A short time ago, my young son and I noticed a sign on Portland's Sesame Donuts shop (very near our home) that June 3rd was "National Donut Day." That piece of news wasn't so inspiring as the fact that the store would be selling 25-cent donuts that day. So of course we make the short trip on that morning to participate in this celebration, and I checked in my location to Facebook with an appropriate comment about the event.
Not long after, a friend of mine in Europe commented on my post. "Do you really have a national donut day? I love America :-)". I had to reply honestly, and say that it was probably just a marketing scheme, albeit a tasty one!
It is true that many such special days on the American calendar are just marketing schemes cooked up one some retailing association or another to bump up sales. Retailers have invented days for giving gifts to just about anyone you might know--family, of course, but also secretaries, nannies, bosses/managers, your neighbor's pet Chihuahua, you name it. And most of the time we just roll our eyes at such things, which I would've naturally done with the donut thing except for the fact that the deal was too good to pass up.
At the same time, I started to reflect more on something more true about these fabricated events.

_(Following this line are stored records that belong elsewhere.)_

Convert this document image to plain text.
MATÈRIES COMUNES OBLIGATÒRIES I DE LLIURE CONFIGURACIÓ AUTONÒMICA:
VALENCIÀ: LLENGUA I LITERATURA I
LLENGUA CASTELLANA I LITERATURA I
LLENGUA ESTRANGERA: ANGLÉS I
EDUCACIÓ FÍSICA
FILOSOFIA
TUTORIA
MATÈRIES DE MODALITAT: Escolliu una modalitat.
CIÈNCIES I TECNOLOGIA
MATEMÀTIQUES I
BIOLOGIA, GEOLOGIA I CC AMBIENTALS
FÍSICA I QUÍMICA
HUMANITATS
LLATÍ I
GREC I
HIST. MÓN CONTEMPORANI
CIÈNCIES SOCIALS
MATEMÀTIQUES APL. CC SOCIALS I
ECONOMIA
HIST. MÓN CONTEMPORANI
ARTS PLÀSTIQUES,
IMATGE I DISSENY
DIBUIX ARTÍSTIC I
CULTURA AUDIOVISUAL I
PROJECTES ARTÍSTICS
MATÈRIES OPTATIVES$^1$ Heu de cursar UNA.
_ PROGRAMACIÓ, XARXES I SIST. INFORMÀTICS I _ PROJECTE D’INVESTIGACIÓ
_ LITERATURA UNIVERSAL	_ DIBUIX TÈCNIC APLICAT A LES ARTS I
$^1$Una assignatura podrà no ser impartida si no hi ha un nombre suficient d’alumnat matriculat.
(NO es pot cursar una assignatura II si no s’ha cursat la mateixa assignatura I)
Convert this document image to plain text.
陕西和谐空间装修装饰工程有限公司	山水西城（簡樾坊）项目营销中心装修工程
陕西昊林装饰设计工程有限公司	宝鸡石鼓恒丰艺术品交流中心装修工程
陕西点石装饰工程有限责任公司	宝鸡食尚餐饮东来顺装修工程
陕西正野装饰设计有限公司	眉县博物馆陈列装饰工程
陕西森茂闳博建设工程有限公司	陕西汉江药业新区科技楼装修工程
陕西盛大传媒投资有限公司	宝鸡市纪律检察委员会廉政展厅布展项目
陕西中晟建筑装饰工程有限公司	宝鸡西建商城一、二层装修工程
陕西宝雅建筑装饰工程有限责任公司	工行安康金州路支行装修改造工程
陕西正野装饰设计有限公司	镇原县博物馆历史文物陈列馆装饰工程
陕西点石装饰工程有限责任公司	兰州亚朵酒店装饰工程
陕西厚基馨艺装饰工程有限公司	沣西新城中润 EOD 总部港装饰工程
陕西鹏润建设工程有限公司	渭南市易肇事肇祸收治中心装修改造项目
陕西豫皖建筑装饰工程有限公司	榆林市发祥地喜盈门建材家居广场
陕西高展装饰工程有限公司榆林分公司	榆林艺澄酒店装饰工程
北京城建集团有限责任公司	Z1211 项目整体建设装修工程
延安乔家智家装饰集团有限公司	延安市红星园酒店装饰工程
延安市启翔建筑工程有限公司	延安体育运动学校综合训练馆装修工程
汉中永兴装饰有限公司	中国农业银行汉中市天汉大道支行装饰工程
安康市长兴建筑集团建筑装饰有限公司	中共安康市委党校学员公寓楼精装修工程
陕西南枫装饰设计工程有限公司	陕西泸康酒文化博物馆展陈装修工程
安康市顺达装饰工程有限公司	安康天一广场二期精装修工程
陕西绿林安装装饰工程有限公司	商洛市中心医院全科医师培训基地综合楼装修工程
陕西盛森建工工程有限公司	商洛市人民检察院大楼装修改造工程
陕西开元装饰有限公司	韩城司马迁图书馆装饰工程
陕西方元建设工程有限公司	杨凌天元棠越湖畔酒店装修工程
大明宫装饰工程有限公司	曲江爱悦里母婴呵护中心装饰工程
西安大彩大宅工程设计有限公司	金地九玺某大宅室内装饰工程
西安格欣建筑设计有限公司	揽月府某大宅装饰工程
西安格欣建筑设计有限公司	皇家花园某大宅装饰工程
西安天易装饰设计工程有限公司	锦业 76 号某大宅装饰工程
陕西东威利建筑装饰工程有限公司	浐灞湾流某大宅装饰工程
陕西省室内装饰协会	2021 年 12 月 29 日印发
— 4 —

Success in any endeavor always depends not just on skills and know-how, but on the ability to overcome inertia and move energy. Once a flow of energy has started, in other words, it's a dynamic force you can work with, shape, and direct, whereas energy that's frozen into a solid and unmoving form is there, certainly, but very static. We recognize this by celebrating when people who we'd normally expect to knuckle under or cave into their circumstances stand up and put out the energy to overcome their challenges. We admire people who rise out of poverty through will and perseverance more than those who became wealthy through inheritance or other "strokes of fortune." In fact, how often do we see people become rich through no real effort of their own, only to squander that wealth entirely!
This, then, is exactly what fabricated holidays accomplish: they serve to awaken and move energy in a particular direction. This can, and often does, stimulate a greater ongoing flow of energy in that same direction. I had to admit, that is, that without a National Donut Day, I would hardly have thought to visit Sesame Donuts on a Friday morning with my family. We'd actually only been there maybe twice in the last five years, but now what we (and especially my son) has had the experience, there's a good chance we'll visit more often. Fait accompli.
In this way, I have a new understanding and appreciation for these events. Though they perhaps soar to the heights of corniness, they yet embody that important relationship between success and energy. So though many such days are probably not created with much noble purpose in mind, they yet serve this noble purpose of generating and moving energy across the culture. They serve as a subtle reminder of this important principle to us all, and in the end, I think we're actually better off for it.
Now if only National Donut Day was a monthly event!